Gayet saygın özenli ama reyting alamıyorum, ölü gibi. Yani
yazdığınız zaman toplumdan tepki gelir ama Akşam'dayken hiç bir
tepki gelmiyordu sanki kendin için yazıyorsun.q AYDIN DOĞAN'A
UZANLAR GİBİ OLURSUN DEDİM Aydın Doğan'ın en beğendiğim yanı 28
Şubat'ta hiçkimseyi feda etmedi. Ayrıca onun döneminde başyazar
oldum minnet borcum var ama eleştirdğim yanı rekabeti kabul
etmemesidir. Ben ona "Senin en büyük teminatın rakiplerinin
varolmasıdır" dedim. Sadece ben olayım, gazete fiyatlarına ben
karar vereyim, her şeyi ben yöneteyim diyor. Derin devlet ya da
yozlaşmış politika medyaya dokunamaz ama tek başına olursan
Uzanlar'ın başına gelen senin de başına gelir, bunu da Aydın
Doğan'a anlattım. Dinç Bilgin'in başına felaket geldi, o dönemde
yardım ettin bırak borçlarını ödesin, bunun için 9 defa BDDK'ya
plan vermiş ama her seferinde senin gazetenin yayınları yüzünden
bürokratlar planı kabul etmekten korkuyorlar, yapma bunu dedim.

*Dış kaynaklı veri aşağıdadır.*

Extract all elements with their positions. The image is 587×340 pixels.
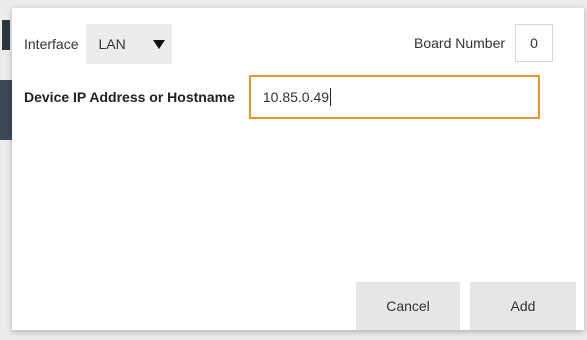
device-address-input[interactable]: 10.85.0.49 <box>248 75 540 119</box>
add-device-dialog: Interface LAN Board Number 0 Device IP A… <box>12 8 584 330</box>
cancel-button[interactable]: Cancel <box>356 282 460 330</box>
interface-select[interactable]: LAN <box>86 24 173 64</box>
interface-label: Interface <box>24 36 79 52</box>
interface-select-value: LAN <box>98 36 126 52</box>
board-number-label: Board Number <box>414 35 506 51</box>
interface-row: Interface LAN <box>24 24 173 64</box>
background-fragment <box>2 20 10 50</box>
device-address-label: Device IP Address or Hostname <box>24 89 235 105</box>
text-caret <box>330 88 332 106</box>
device-address-row: Device IP Address or Hostname 10.85.0.49 <box>24 75 540 119</box>
add-button[interactable]: Add <box>470 282 576 330</box>
board-number-row: Board Number 0 <box>414 24 554 62</box>
board-number-field[interactable]: 0 <box>515 24 554 62</box>
triangle-down-icon[interactable] <box>146 39 172 49</box>
device-address-value: 10.85.0.49 <box>262 89 330 105</box>
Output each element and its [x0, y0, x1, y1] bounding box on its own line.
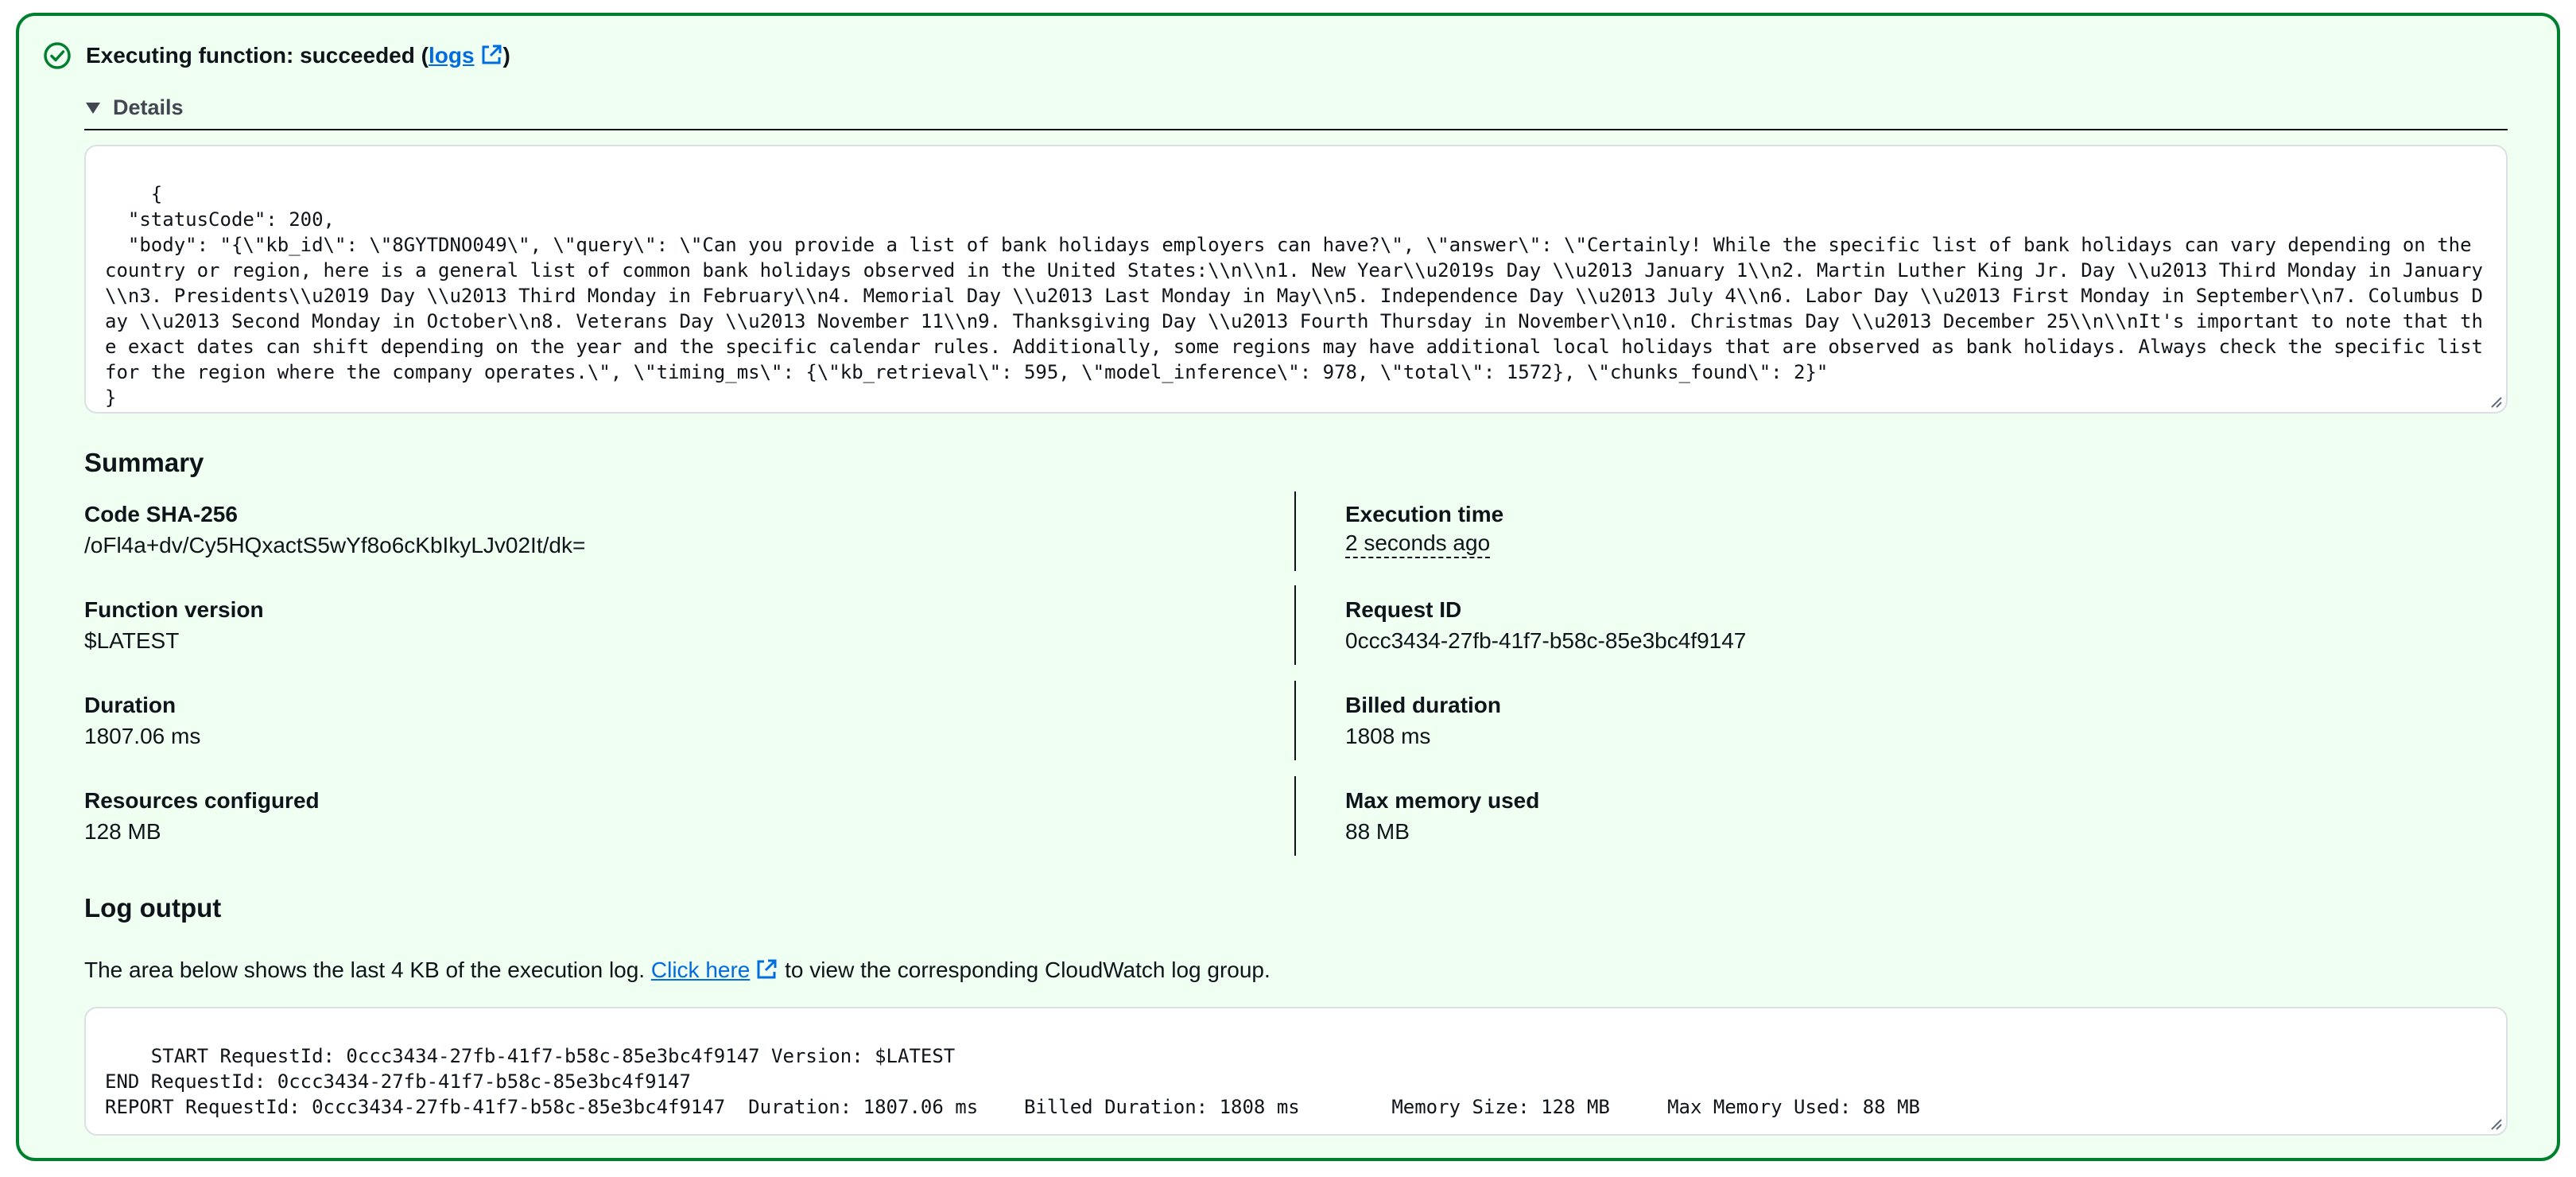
request-id-value: 0ccc3434-27fb-41f7-b58c-85e3bc4f9147	[1345, 628, 1747, 653]
log-desc-prefix: The area below shows the last 4 KB of th…	[84, 958, 651, 982]
success-check-circle-icon	[44, 42, 71, 69]
resize-handle-icon[interactable]	[2489, 394, 2503, 409]
resources-configured-field: Resources configured 128 MB	[84, 786, 320, 848]
request-id-label: Request ID	[1345, 597, 1462, 622]
code-sha-field: Code SHA-256 /oFl4a+dv/Cy5HQxactS5wYf8o6…	[84, 499, 585, 561]
code-sha-label: Code SHA-256	[84, 502, 238, 526]
max-memory-field: Max memory used 88 MB	[1345, 786, 1539, 848]
execution-time-label: Execution time	[1345, 502, 1504, 526]
log-output-description: The area below shows the last 4 KB of th…	[84, 954, 1271, 986]
execution-status: Executing function: succeeded ( logs )	[43, 40, 510, 72]
details-label: Details	[113, 95, 184, 119]
request-id-field: Request ID 0ccc3434-27fb-41f7-b58c-85e3b…	[1345, 595, 1746, 657]
external-link-icon	[757, 959, 777, 979]
column-divider	[1294, 585, 1296, 665]
max-memory-label: Max memory used	[1345, 788, 1540, 813]
log-text: START RequestId: 0ccc3434-27fb-41f7-b58c…	[105, 1045, 1920, 1118]
billed-duration-value: 1808 ms	[1345, 724, 1431, 748]
duration-label: Duration	[84, 693, 177, 717]
function-version-value: $LATEST	[84, 628, 180, 653]
logs-link-label: logs	[428, 43, 475, 68]
resources-configured-value: 128 MB	[84, 819, 161, 844]
logs-link[interactable]: logs	[429, 40, 503, 72]
column-divider	[1294, 681, 1296, 760]
column-divider	[1294, 776, 1296, 856]
cloudwatch-link[interactable]: Click here	[651, 958, 778, 982]
details-divider	[84, 129, 2508, 130]
duration-value: 1807.06 ms	[84, 724, 201, 748]
cloudwatch-link-label: Click here	[650, 958, 751, 982]
resize-handle-icon[interactable]	[2489, 1117, 2503, 1131]
code-sha-value: /oFl4a+dv/Cy5HQxactS5wYf8o6cKbIkyLJv02It…	[84, 533, 586, 557]
log-output-textarea[interactable]: START RequestId: 0ccc3434-27fb-41f7-b58c…	[84, 1007, 2508, 1136]
log-desc-suffix: to view the corresponding CloudWatch log…	[778, 958, 1271, 982]
summary-heading: Summary	[84, 448, 204, 477]
response-json-text: { "statusCode": 200, "body": "{\"kb_id\"…	[105, 183, 2483, 409]
caret-down-icon	[86, 103, 100, 114]
max-memory-value: 88 MB	[1345, 819, 1410, 844]
duration-field: Duration 1807.06 ms	[84, 690, 200, 752]
status-suffix: )	[502, 43, 510, 68]
status-text: Executing function: succeeded (	[86, 43, 429, 68]
billed-duration-label: Billed duration	[1345, 693, 1501, 717]
billed-duration-field: Billed duration 1808 ms	[1345, 690, 1501, 752]
execution-result-panel: Executing function: succeeded ( logs ) D…	[16, 13, 2560, 1161]
details-expander[interactable]: Details	[84, 91, 184, 123]
log-output-heading: Log output	[84, 893, 222, 923]
execution-time-field: Execution time 2 seconds ago	[1345, 499, 1503, 558]
resources-configured-label: Resources configured	[84, 788, 320, 813]
execution-time-value[interactable]: 2 seconds ago	[1345, 530, 1491, 558]
function-version-label: Function version	[84, 597, 264, 622]
function-version-field: Function version $LATEST	[84, 595, 264, 657]
column-divider	[1294, 491, 1296, 571]
external-link-icon	[482, 45, 502, 64]
response-textarea[interactable]: { "statusCode": 200, "body": "{\"kb_id\"…	[84, 145, 2508, 414]
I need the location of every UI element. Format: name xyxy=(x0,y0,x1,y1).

Bilgin de borcunu ödeyebilsin, bu bir anlaşmaya bağlansın, Sabah da
varolsun ki Hürriyet de varolabilsin. "Türkiye'de malın
Karadeniz'de gemin, Romanya'da karın olmasın" derler. Aydın Doğan'a
"Hiçbiri elinde kalmaz, mülkiyet falan kalmaz bin anda elinden
alırlar, rekabet bu yüzden olmalı" diye anlattım.